Indemnités chômage: un Fribourgeois témoigne
Trois mois sans indemnités, des documents jamais reçus, un dossier réinitialisé: Claudio Leitão raconte son expérience face au bug informatique qui frappe le SECO.

Depuis le début de l’année, de nombreux chômeurs suisses subissent les conséquences d’une panne informatique géante au Secrétariat d’État à l’économie (SECO). Fribourg n'est pas épargné: Claudio Leitão s'est inscrit au chômage au début du mois de janvier, il attend toujours ses indemnités après plus de trois mois de procédure.
"J’ai envoyé tous mes documents - CV, salaires, formulaires - via la plateforme Job-Room mi-janvier", explique cet informaticien de 29 ans. Mais un mois et demi plus tard, il n'avait toujours pas de nouvelles. Il décide alors de se rendre physiquement à la caisse publique de chômage de Fribourg en mars. Et là, c'est le choc: il apprend que la plupart de ses documents n'ont jamais été transmis, "alors que j'ai la confirmation sur mon application que ceux-ci ont été téléversés". On lui explique que c'est un problème de la mise à jour du système informatique du SECO et que la caisse de chômage ne peut malheureusement rien y faire.
"Du coup, sur place, j'ai dû manuellement remplir les documents manquants", déplore Claudio Leitão. Autre coup dur pour le Giblousien: parce qu'il venait de retransmettre son dossier, la caisse de chômage lui indique que le processus a été réinitialisé dans le système. "Comme si je n’avais jamais été inscrit. J’étais à nouveau tout en bas de la liste. Pour moi c'est juste incompréhensible."
En tant qu'informaticien, Claudio Leitão a documenté les dysfonctionnements auxquels il a fait face. "Dès ma première inscription, j’ai eu des erreurs 500, des incohérences de dates dans les e-mails reçus. Un formulaire, que j’avais rempli en février, n’a jamais été validé, alors que j’ai la preuve de ma saisie."
À ce jour, le Fribourgeois n’a perçu aucune indemnité. Il vit sur ses économies, qu’il estime pouvoir tenir "un peu moins d’un an". Une chance, selon lui, que beaucoup n’ont pas. Il pointe aussi le manque d’information. "Le SECO annonce dans les médias que la situation s’améliore. Mais moi, personnellement, je n’ai reçu aucun message.

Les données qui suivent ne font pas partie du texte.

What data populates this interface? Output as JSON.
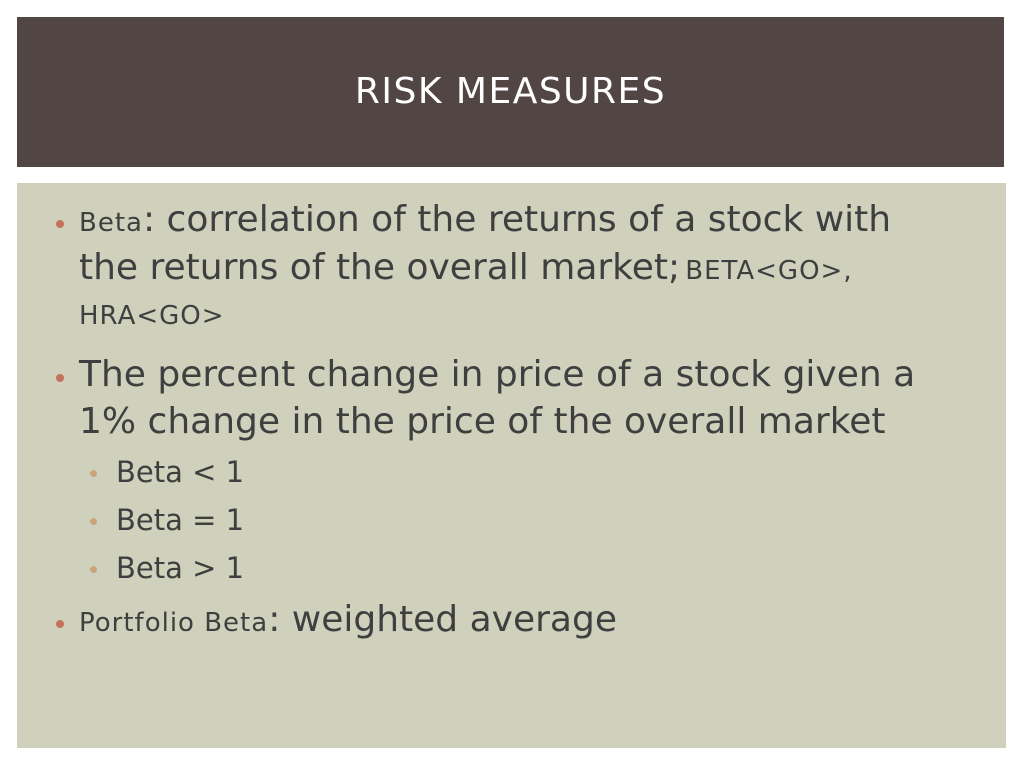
{
  "slide": {
    "title": "RISK MEASURES",
    "bullets": {
      "b1": {
        "term": "Beta",
        "sep": ":",
        "text_l1": " correlation of the returns of a stock with",
        "text_l2": "the returns of the overall market;",
        "code_1": "BETA<GO>,",
        "code_2": "HRA<GO>"
      },
      "b2": {
        "text_l1": "The percent change in price of a stock given a",
        "text_l2": "1% change in the price of the overall market",
        "subs": [
          "Beta < 1",
          "Beta = 1",
          "Beta > 1"
        ]
      },
      "b3": {
        "term": "Portfolio Beta",
        "sep": ":",
        "text": " weighted average"
      }
    },
    "colors": {
      "title_bg": "#524644",
      "content_bg": "#cfd1bc",
      "bullet_dot": "#c4725b",
      "sub_bullet_dot": "#c9a57c"
    }
  }
}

Je n'ai pas été contacté par la caisse, on a l'impossibilité de pouvoir communiquer avec eux par mail et quand on essaye d'appeler, on reçoit juste la réponse automatique comme quoi leurs lignes sont surchargées."
Budgets mis à rude épreuve
Le Conseil d’État fribourgeois a reconnu mi-avril ne pas avoir de solution, malgré des discussions avec le SECO. Dans une réponse à deux députés, l'exécutif explique être incapable de donner le nombre de personnes au chômage touchées par le retard des versements d'indemnités, plusieurs caisses étant actives dans le canton, privées comme publiques.
Il rappelle cependant que les personnes concernées peuvent essayer de prendre contact avec leur caisse de chômage et avec les services sociaux, notamment pour des versements anticipés. En ce qui concerne la Caisse publique de chômage, le canton assure que "toutes les mesures organisationnelles possibles ont été prises afin de limiter autant que faire se peut l’impact de ces dysfonctionnements".
Caritas Fribourg confirme de son côté accompagner plusieurs chômeurs touchés par ces retards de paiement. "Le budget de nombreuses personnes est mis à rude épreuve", regrette Guillaume Haas, porte-parole de l'association. Outre les magasins de Bulle et Fribourg qui vendent des denrées à prix réduits, Caritas propose des consultations sociales. "Nous ne disposons malheureusement pas des moyens financiers pour avancer plusieurs mois de salaire, par contre, nous orientons ces personnes vers l'aide sociale, qui verse des avances sur les prestations", ajoute le porte-parole.
Traiter les dossiers en attente
Contacté, le SECO affirme de son côté que le système a atteint "la stabilité requise sur le plan technique". "La situation concernant les paiements s’est nettement améliorée ces dernières semaines", assure la porte-parole Françoise Tschanz. "Les enjeux actuels ne concernent plus la stabilité, mais la performance et le traitement progressif des dossiers en attente."
Quant à la question de tenir informées les personnes touchées par le bug, le SECO ajoute que les caisses de chômage restent les interlocuteurs principaux pour le traitement des dossiers. Le SECO met également à disposition des informations actualisées sur la situation générale, notamment via le site travail.swiss.